I don't think this is right. I don't think it's just in the eye of the beholder, and it is not turtles all the way down. It may be 5,000 layers deep, with people believing what people will believe what people will believe what people will believe. But at it's base, at the bottom, is at least the idea of people who want stocks because you get payed dividends for having them, or might hope to get payed in the future.
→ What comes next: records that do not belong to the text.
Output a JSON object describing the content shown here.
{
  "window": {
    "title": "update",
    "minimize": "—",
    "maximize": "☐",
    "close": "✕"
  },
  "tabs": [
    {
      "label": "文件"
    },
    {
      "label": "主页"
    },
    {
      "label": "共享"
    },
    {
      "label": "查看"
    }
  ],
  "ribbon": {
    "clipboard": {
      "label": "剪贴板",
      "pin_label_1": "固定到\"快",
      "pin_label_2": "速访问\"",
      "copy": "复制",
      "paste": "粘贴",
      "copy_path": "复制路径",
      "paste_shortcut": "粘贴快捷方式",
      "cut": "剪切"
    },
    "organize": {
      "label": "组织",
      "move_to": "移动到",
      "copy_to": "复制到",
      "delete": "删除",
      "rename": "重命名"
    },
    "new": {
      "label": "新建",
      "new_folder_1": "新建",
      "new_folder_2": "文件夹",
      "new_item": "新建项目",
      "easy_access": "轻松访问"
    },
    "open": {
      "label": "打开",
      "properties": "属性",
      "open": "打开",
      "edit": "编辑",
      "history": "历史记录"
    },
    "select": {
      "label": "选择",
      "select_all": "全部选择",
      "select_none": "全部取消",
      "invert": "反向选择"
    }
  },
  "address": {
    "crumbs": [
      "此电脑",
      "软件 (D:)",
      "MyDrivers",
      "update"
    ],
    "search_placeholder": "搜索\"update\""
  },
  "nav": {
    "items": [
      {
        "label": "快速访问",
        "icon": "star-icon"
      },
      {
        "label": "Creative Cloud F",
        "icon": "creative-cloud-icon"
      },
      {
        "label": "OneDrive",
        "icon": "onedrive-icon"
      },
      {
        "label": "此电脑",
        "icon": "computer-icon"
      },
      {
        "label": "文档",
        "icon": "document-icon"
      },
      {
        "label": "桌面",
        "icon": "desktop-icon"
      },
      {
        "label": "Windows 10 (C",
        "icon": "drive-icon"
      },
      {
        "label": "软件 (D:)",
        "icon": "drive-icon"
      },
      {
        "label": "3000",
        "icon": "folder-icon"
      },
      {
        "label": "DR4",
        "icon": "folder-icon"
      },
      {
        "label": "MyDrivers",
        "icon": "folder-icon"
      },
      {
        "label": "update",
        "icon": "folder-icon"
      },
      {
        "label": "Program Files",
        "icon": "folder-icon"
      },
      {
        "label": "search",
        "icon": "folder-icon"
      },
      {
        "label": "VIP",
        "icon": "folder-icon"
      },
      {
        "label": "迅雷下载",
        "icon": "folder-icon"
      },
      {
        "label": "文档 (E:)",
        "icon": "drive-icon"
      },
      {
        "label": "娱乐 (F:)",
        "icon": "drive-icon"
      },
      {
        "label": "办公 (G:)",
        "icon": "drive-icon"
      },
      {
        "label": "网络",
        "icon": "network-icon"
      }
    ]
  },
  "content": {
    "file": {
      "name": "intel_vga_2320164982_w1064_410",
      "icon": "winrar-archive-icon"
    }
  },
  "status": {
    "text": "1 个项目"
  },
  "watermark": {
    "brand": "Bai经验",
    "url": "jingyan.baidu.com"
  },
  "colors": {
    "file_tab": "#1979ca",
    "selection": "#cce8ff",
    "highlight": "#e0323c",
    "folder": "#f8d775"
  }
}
Imagine I was a business owner and I made up a new thing called "bleg". The way this works is that I need a new roof for my factory, but I'd rather not borrow the money for it from a bank. Instead I tell all my friends and family, "hey! Give me some money for my business, and in return I will issue you shares of bleg!" And my family says, "oh cool! great! what does bleg get me?" And I respond, "well it get's you a percentage of the total outstanding bleg, of course!" And my friends ask if owning bleg will get them the chance to vote on how my store is run. And I say "No!" And they say, "If you do really well one year, can we have some of your profits?" And I say "No! You don't get that either!"
No on would want bleg. And no one would think that others might eventually want it, so they should get in early before bleg blows up. No, bleg would flop.
> I don't think this is right. I don't think it's just in the eye of the beholder, and it is not turtles all the way down. It may be 5,000 layers deep, with people believing what people will believe what people will believe what people will believe. But at it's base, at the bottom, is at least the idea of people who want stocks because you get payed dividends for having them, or might hope to get payed in the future.
Some people might do that. Others might hope that the company they're buying shares in will be purchased and they'll make money on the deal. Others might hope that they can simply sell the shares in the future for a higher price.
> Imagine I was a business owner and I made up a new thing called "bleg". The way this works is that I need a new roof for my factory, but I'd rather not borrow the money for it from a bank. Instead I tell all my friends and family, "hey! Give me some money for my business, and in return I will issue you shares of bleg!" And my family says, "oh cool! great! what does bleg get me?" And I respond, "well it get's you a percentage of the total outstanding bleg, of course!" And my friends ask if owning bleg will get them the chance to vote on how my store is run. And I say "No!" And they say, "If you do really well one year, can we have some of your profits?" And I say "No! You don't get that either!"
> No on would want bleg. And no one would think that others might eventually want it, so they should get in early before bleg blows up. No, bleg would flop.
Of course bleg would flop. You defined it to have no value. If instead bleg were a percentage ownership in the company, people might indeed buy bleg (and they do, but they call it shares of stock).
Like you said, valuation is a super complicated subject so don't mislead others with an incorrect simplification of it.